Besides the primary usage in GC% profiling along chromosomes, Evan also proved to be particularly useful for the quick determination of the quality and efficiency of soft-masking. Since Evan directly displays repetitive fractions along chromosome sequences on a colour scale, the efficiency of soft-masking can be assessed. However, the quality of soft-masking also determines how informative the output values of Evan are. In general, fish genomes are known to contain a high proportion of repeats (20–40%) [42,43]. The highest proportions of repeats have been recorded in cyprinid and salmonid fishes, reaching up to 60% [43,44]. The lowest repeat proportions of around 10% are known in the compact and well-assembled genomes of tetraodontiform fishes [43]. The true amount of repeats of C. gobio and A. testudineus is probably higher than the percentage of repeats masked in this study (15 and 25%).
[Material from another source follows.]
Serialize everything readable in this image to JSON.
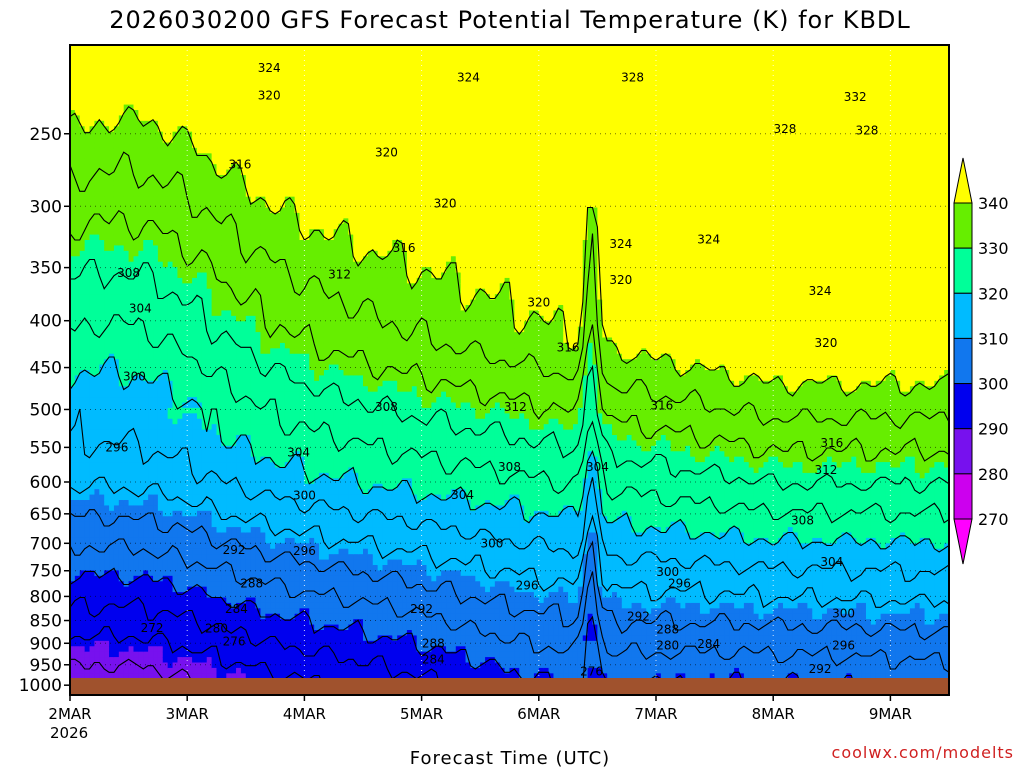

The insufficient quality of repeat masking libraries still persists as one of the limiting factors in identifying the GC% content of repeats. As we have shown in this study, it is necessary to combine more tools to identify repeats and, as many as possible, repeat libraries. Although the only really complete genome assembly is the latest version of the human genome, T2T-CHM13 [39], there are other technologies available for non-model species. For example, Hi-C has been applied to the black rockfish (Sebastes schlegelii) [45]. The Hi-C technology enables more precise ordering and orienting of sequences into scaffolds, after which assembly errors can be identified and corrected, and better chromosome-level genome assemblies can be produced [46]. Thus, our study represents the first steps in utilising all possible technologies towards understanding the genome composition in teleost and non-teleost fishes.

5. Conclusions

The newly available genome assemblies are a highly promising resource for our understanding of the compositional organisation of fish chromosome-level DNA sequences. Each run of repeat masking with newly available libraries of repeats improves the profiles and increases their resolution. A small sliding window (1000 bp) is also crucial since it is more appropriate for the smaller genome and chromosome sizes in fish genomes.